The overriding character of the Triton v2 on every quality record I played was forthright clarity and immediacy with greater dynamic authority, presence and realism. Part of that sense of presence and realism was the result of less blur around the edges of sounds and the relative concision of a note’s first launch, from its initial transient birth to arrival at its fundamental and full tonal density. Notes that started as whispers began with declarative pitch. Subtle variations in phrasings across all levels of dynamics from different musicians and conductors were made obvious. I heard how each singer from Ladysmith Black Mambazo lined up to perform "Homeless" on the Graceland LP [Warner Bros. 25447-1] then, when their solo came around, leaned in slightly toward the mic. My mind’s ear sensed the presence of Kiri Te Kanawa and Lucia Popp as real humans on a large open stage, Popp slightly behind and over the shoulder of Dame Kiri as together they sang the "Letter Duet" from Mozart’s Marriage of Figaro (CD [London 417 395-2]). The harmonics of their entwined voices mixed, spread in a circular pattern, then rose into the grain-free air above them, all of which contributed to an experience of vivacious music making. Even the individual rasta backup singers on Keith Richards’ "Words of Wonder" appeared separately with dimensional form and movement.

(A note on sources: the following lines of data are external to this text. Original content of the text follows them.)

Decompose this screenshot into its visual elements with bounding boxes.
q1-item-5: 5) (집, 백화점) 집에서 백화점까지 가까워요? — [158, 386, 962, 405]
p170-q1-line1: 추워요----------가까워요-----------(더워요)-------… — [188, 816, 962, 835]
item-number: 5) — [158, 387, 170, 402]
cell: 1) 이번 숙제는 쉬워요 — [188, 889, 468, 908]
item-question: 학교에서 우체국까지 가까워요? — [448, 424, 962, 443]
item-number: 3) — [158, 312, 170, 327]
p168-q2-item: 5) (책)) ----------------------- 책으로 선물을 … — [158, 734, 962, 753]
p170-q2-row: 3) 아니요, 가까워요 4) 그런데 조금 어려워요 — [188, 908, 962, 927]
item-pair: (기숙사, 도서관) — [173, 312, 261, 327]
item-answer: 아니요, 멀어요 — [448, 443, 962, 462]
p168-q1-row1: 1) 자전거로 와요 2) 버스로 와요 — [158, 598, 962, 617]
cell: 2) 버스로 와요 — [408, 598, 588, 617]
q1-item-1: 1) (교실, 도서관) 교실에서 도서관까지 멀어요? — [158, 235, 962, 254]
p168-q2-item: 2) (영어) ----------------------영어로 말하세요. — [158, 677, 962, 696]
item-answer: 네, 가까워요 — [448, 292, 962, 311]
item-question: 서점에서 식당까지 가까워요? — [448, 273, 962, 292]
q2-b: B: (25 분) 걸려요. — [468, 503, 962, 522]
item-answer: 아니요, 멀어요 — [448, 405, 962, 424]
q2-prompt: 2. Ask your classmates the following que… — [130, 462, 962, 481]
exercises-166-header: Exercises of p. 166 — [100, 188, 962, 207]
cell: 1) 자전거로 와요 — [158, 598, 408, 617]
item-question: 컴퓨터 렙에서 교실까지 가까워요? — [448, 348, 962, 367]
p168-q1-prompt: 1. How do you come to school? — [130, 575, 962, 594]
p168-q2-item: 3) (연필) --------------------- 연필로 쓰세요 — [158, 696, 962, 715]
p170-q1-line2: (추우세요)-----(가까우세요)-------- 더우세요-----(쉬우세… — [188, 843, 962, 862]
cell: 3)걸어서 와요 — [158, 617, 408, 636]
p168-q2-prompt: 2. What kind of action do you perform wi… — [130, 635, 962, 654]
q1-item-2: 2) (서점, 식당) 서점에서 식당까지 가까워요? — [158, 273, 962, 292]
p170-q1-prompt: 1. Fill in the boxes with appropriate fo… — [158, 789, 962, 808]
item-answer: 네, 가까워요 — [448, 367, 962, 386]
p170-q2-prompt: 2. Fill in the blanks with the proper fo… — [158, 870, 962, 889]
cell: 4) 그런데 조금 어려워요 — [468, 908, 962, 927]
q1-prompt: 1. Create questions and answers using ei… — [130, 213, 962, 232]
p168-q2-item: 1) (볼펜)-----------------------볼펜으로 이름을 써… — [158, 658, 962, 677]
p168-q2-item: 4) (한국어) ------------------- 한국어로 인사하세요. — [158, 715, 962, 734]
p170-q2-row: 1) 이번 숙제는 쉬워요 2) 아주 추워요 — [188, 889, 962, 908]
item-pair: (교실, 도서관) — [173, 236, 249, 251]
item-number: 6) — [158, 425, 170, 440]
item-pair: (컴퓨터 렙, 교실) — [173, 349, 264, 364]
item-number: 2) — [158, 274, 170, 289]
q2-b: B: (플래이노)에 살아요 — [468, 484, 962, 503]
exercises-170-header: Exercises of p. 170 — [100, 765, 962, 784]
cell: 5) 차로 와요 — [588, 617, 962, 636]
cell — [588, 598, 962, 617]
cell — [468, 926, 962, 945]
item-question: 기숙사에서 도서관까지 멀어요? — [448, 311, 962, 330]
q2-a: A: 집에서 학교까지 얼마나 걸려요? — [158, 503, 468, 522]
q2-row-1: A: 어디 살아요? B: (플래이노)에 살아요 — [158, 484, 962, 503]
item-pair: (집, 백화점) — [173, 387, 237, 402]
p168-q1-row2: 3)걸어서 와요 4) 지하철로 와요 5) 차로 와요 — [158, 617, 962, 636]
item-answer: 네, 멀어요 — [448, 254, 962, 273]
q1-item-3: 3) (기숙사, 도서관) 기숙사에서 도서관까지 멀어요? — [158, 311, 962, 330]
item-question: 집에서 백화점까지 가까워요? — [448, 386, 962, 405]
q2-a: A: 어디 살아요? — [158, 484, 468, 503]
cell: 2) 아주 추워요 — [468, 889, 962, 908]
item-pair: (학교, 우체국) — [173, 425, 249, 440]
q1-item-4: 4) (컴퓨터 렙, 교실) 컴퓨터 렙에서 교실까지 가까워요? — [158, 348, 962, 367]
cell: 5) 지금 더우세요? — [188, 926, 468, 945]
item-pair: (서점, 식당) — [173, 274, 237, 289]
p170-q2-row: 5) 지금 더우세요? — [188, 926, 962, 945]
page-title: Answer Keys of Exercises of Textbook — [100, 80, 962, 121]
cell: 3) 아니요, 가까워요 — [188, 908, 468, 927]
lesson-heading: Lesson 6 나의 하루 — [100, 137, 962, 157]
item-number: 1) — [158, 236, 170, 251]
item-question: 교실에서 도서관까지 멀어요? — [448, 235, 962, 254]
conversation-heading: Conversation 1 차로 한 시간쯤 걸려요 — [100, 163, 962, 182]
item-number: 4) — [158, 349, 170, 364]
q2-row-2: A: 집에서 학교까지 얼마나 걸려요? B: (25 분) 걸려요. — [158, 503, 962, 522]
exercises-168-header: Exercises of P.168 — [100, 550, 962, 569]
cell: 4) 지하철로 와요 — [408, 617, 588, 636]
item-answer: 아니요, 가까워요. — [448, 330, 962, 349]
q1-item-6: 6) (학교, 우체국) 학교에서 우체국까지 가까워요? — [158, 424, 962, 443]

The Triton v2 provided an electrical context where my system presented music with a forthright and authoritative sense of presence that brought my listening closer -- sometimes very close -- to what I experience when I hear live music. Some might go so far as to characterize the Triton v2's improvement as equal to that of a new amp or CD player. But clean power on demand lifts all boats, so the Triton v2 is a true system-level upgrade.